Apesar de separados por continentes, realidades políticas distintas e ideologias muitas vezes opostas, Venâncio Mondlane e Jair Bolsonaro parecem partilhar uma característica rara nos dias de hoje: a disposição para desafiar abertamente os poderes instituídos  e enfrentar as consequências dessa ousadia.

De um lado, em Moçambique, Mondlane destacou-se como uma das vozes mais incisivas contra a concentração prolongada de poder político. Denunciou irregularidades, expôs abusos de autoridade e posicionou-se como uma alternativa real à política tradicional, ganhando seguidores entre os desiludidos com o status quo. Essa postura tem-lhe valido mais do que reconhecimento público: de acordo com informações recentes, poderá enfrentar um mandado de detenção  um sinal claro de que o sistema responde com firmeza quando os seus alicerces são ameaçados.

Do outro lado do Atlântico, no Brasil, Jair Bolsonaro enfrenta um cenário judicial conturbado desde que deixou a presidência. Acusado de várias irregularidades, tornado inelegível e alvo de múltiplas investigações, continua a ser uma figura central no debate político. Para milhões de brasileiros, Bolsonaro não é símbolo de transgressão, mas sim de perseguição. Um político que, goste-se ou não, continua a agitar as estruturas do sistema com a sua retórica e presença.

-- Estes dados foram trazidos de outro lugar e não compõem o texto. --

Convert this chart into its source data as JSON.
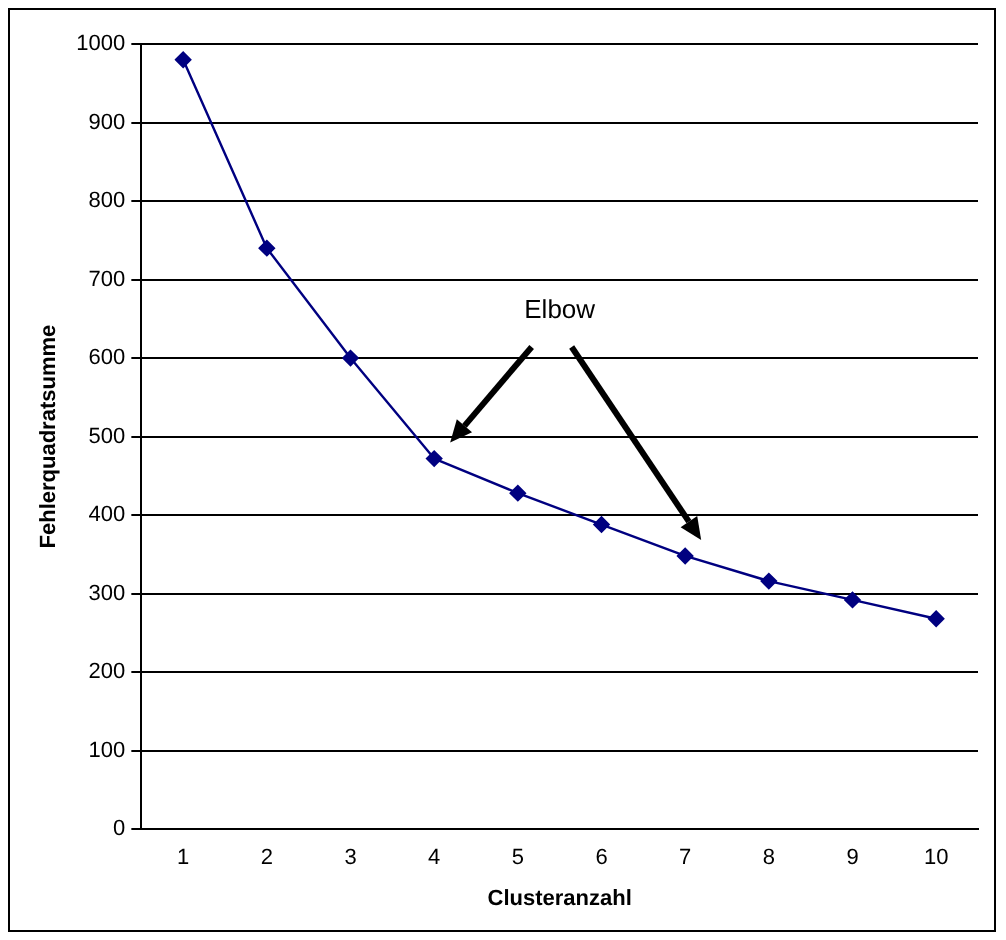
{
  "chart_data": {
    "type": "line",
    "xlabel": "Clusteranzahl",
    "ylabel": "Fehlerquadratsumme",
    "categories": [
      "1",
      "2",
      "3",
      "4",
      "5",
      "6",
      "7",
      "8",
      "9",
      "10"
    ],
    "series": [
      {
        "color": "#000080",
        "values": [
          980,
          740,
          600,
          472,
          428,
          388,
          348,
          316,
          292,
          268
        ]
      }
    ],
    "ylim": [
      0,
      1000
    ],
    "yticks": [
      0,
      100,
      200,
      300,
      400,
      500,
      600,
      700,
      800,
      900,
      1000
    ],
    "grid": "y",
    "legend": false,
    "marker": "diamond",
    "line_style": "solid",
    "annotations": [
      "Elbow"
    ]
  }
}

Não se trata aqui de colocá-los no pedestal da perfeição nem de ignorar os seus erros ou polémicas. O ponto central é outro: ambos enfrentam, cada qual à sua maneira, as reações ferozes de sistemas políticos que se sentem ameaçados por vozes disruptivas. O que deveria ser a essência da democracia  o debate livre, o pluralismo de ideias e a tolerância à oposição transforma-se, muitas vezes, numa máquina de silenciamento.

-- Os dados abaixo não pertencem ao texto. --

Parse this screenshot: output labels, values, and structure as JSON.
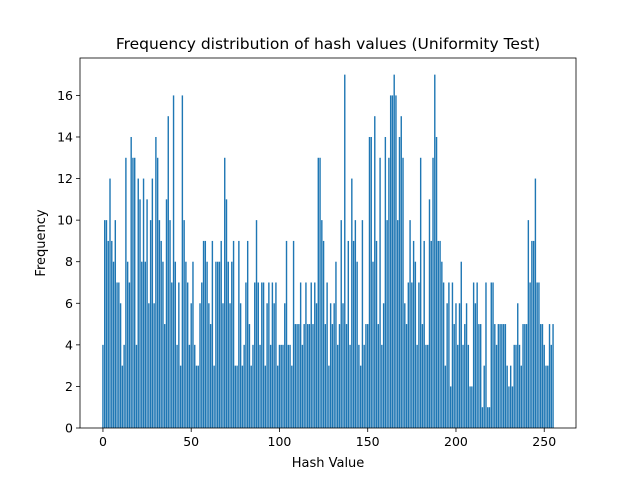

É neste ponto que as trajetórias de Mondlane e Bolsonaro se tocam. Não pela ideologia, mas pela experiência comum de enfrentarem estruturas que, quando pressionadas, abandonam os princípios democráticos que dizem proteger.

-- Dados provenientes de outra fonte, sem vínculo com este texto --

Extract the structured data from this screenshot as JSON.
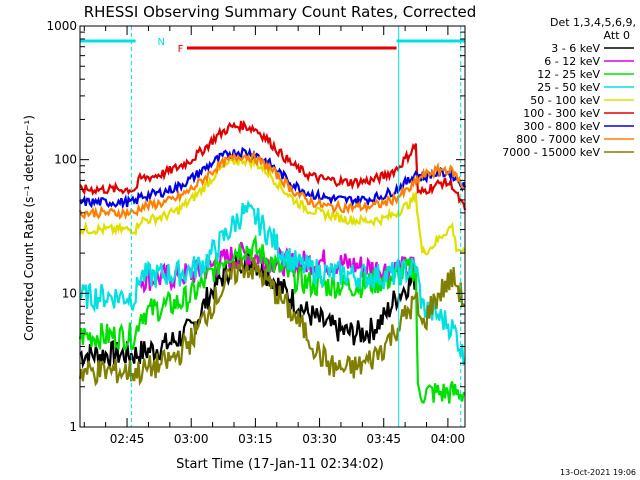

Imaginar um encontro entre ambos pode parecer improvável, quase irreal. Mas esse exercício de imaginação não se baseia na afinidade política, e sim na possibilidade de reconhecer que a repressão ao dissenso não escolhe lado: atinge tanto a esquerda quanto a direita, sempre que o sistema se vê confrontado por figuras que desafiam as suas regras não escritas.